Safety and accident report Misasa 2016
I have gone through the accident reports for 2016. This is a brief summary of the cause of the accidents. This is only for LSA and microlights.
There were 3 accidents in 2016 for which formal accident reports have been issued by SACAA. Not sure whether more were submitted to SACAA and that the reports are still outstanding.
1. The first is a BatHawk that crashed on a game farm.
They were flying at a height of approximately 100 feet above ground level (AGL) according to the data obtained from the GPS unit that was on board. During the second orbit, the left wing suddenly dropped and the aircraft went into a spin. They impacted with terrain in a substantial nose-down attitude, coming to rest in a semi inverted attitude 17.8m after impact.
2. The second was a Jabiru SP
During the take-off, the aircraft experienced a loss in engine power. It then turned to the right, followed by a (270) two hundred and seventy degree turn to his left, after which the aircraft impacted the ground.
3. The third was a trike.
Collision with the power lines/wire strike because of a failure to look out.

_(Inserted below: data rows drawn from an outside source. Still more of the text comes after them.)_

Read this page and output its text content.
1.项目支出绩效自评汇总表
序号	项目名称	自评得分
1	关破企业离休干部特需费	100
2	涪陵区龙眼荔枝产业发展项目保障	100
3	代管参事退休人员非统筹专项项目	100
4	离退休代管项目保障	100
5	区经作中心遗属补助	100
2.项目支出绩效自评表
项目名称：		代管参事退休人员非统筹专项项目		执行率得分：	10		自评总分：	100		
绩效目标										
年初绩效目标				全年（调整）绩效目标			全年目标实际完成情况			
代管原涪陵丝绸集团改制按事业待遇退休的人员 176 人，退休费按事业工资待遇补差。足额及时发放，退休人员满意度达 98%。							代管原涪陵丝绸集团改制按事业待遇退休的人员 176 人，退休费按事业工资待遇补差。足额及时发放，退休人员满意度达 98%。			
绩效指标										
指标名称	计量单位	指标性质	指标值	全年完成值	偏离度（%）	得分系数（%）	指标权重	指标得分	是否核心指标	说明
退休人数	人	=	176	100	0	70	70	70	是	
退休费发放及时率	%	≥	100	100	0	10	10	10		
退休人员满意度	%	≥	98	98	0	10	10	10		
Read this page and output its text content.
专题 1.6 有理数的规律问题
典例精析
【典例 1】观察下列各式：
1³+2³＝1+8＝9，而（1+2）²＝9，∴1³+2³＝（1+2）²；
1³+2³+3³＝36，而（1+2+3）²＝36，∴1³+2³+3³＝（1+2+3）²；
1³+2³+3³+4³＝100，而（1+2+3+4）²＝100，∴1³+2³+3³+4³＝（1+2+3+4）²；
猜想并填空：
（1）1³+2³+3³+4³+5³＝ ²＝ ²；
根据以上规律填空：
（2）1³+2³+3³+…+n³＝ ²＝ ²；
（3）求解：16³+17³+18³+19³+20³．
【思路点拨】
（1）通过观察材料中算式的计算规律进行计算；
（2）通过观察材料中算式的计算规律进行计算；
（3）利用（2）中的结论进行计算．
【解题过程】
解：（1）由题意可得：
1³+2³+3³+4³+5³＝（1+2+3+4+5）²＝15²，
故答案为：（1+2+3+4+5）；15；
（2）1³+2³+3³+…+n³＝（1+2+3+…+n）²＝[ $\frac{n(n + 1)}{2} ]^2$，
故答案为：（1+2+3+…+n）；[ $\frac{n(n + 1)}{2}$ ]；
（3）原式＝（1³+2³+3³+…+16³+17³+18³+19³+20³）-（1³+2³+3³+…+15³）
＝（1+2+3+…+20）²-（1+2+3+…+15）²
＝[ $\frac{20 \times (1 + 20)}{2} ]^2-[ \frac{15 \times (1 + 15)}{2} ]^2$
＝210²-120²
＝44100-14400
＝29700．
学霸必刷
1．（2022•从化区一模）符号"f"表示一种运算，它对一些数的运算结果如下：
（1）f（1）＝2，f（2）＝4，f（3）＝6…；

It is interesting to note that in all three accidents it was clearly pilot error that caused the accident. The accident in the Jabiru was precipitated by an engine problem which resulted in a fatal crash. The pilot tried to turn back which ultimately caused the aircraft to impact the ground in a nose down attitude. The aircraft was also overloaded contributing to the accident.
In light of this, the question is asked, is our training adequate or is there an “attitude “problem.
Why do some light aircraft fly so low? Why are we doing steep turns close to the ground? Do we often practice forced landings or do we only practice them before a flight test?
It is also interesting to note that the pilots all had over 100 hours flight time. They were not students. They had 110, 235 and 2498 hours.
Do you ever read articles on flying and/or brush up on your theory? Do you know what the difference is between a spin and a spiral dive, how do you recover from a spin and a spiral dive. What are the reasons that can cause a spin or a spiral dive? If you don’t know the answers to these questions, you need to brush up on your theory. It could save your life.